Parks weren't meant to be locked up as pristine wilderness

Published: Sunday, Dec. 28 2003 12:00 a.m. MST

"Virtually unfettered access." That's what you'll read in the papers about the recent Washington, D.C., district court ruling reinstating the Clinton administration's phase-out of all snowmobiles from Yellowstone National Park.

As with much reporting of public lands issues, this story contains substantial errors in fact. Becky Bohrer of the Associated Press erroneously described the Bush administration's snowmobile plan as "aimed largely at curbing air and noise pollution, and park officials considered it a balance between virtually unfettered snowmobile access and a ban."

"Virtually unfettered access" by snowmobiles in Yellowstone National Park has never been allowed.
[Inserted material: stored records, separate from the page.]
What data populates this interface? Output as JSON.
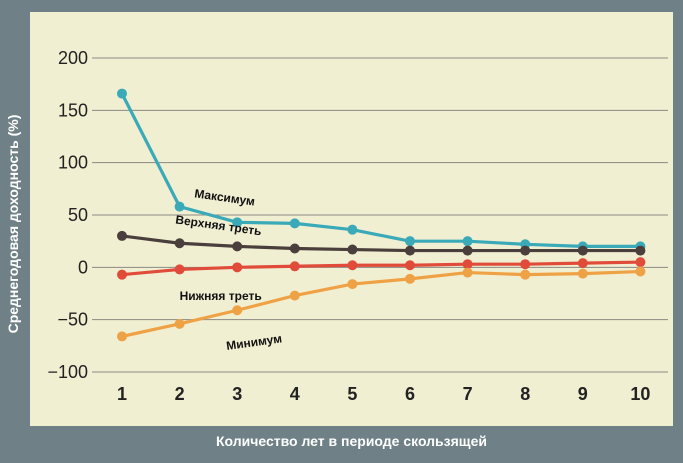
{
  "chart_data": {
    "type": "line",
    "title": "",
    "xlabel": "Количество лет в периоде скользящей",
    "ylabel": "Среднегодовая доходность (%)",
    "x": [
      1,
      2,
      3,
      4,
      5,
      6,
      7,
      8,
      9,
      10
    ],
    "ylim": [
      -100,
      200
    ],
    "yticks": [
      200,
      150,
      100,
      50,
      0,
      -50,
      -100
    ],
    "ytick_labels": [
      "200",
      "150",
      "100",
      "50",
      "0",
      "−50",
      "−100"
    ],
    "grid": "horizontal",
    "series": [
      {
        "name": "Максимум",
        "color": "#3aa9b8",
        "values": [
          166,
          58,
          43,
          42,
          36,
          25,
          25,
          22,
          20,
          20
        ]
      },
      {
        "name": "Верхняя треть",
        "color": "#4a3f3c",
        "values": [
          30,
          23,
          20,
          18,
          17,
          16,
          16,
          16,
          16,
          16
        ]
      },
      {
        "name": "Нижняя треть",
        "color": "#e04b3a",
        "values": [
          -7,
          -2,
          0,
          1,
          2,
          2,
          3,
          3,
          4,
          5
        ]
      },
      {
        "name": "Минимум",
        "color": "#efa245",
        "values": [
          -66,
          -54,
          -41,
          -27,
          -16,
          -11,
          -5,
          -7,
          -6,
          -4
        ]
      }
    ]
  }
}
Prior to environmental groups' national campaign to eliminate snowmobiles and other motorized vehicles from all national parks, snow machines were limited to certain roads that are open to motorized traffic in the summer and also limited to a 45 mph speed limit. A vast majority of Yellowstone was always off limits to vehicle access during winter.

The environmentalist campaign to ban vehicles from parks began in Yellowstone. A petition to ban snowmobiles was immediately followed with a lawsuit based on the assumption that snowmobile use disturbed the bison herd. Interestingly, while the lawsuit moved along in court, populations of elk, grizzly bear, gray wolf and bison were increasing with no change in snowmobile access.

Of course "protecting the bison" wasn't really the point, so the lawsuits began to bounce around on a number of theories, including water and air pollution. The Park Service's own environmental analysis showed that the air and water in Yellowstone are not polluted, and while snowmobiles do have impacts, they are a fraction of the total human impacts to the park. This makes intuitive sense, since Yellowstone receives over 1.6 million summertime visitors traveling in all types of motorized vehicles along a more extensive road network than previously available to the 60,000 or so visitors on snowmobiles. Nevertheless, the Clinton administration was only too happy to accommodate the environmentalists with a three-year phase-out followed by a complete ban.

The pro-access advocacy group BlueRibbon Coalition joined the International Snowmobile Manufacturing Association and the state of Wyoming, each suing the Park Service, claiming that the ban was unwarranted.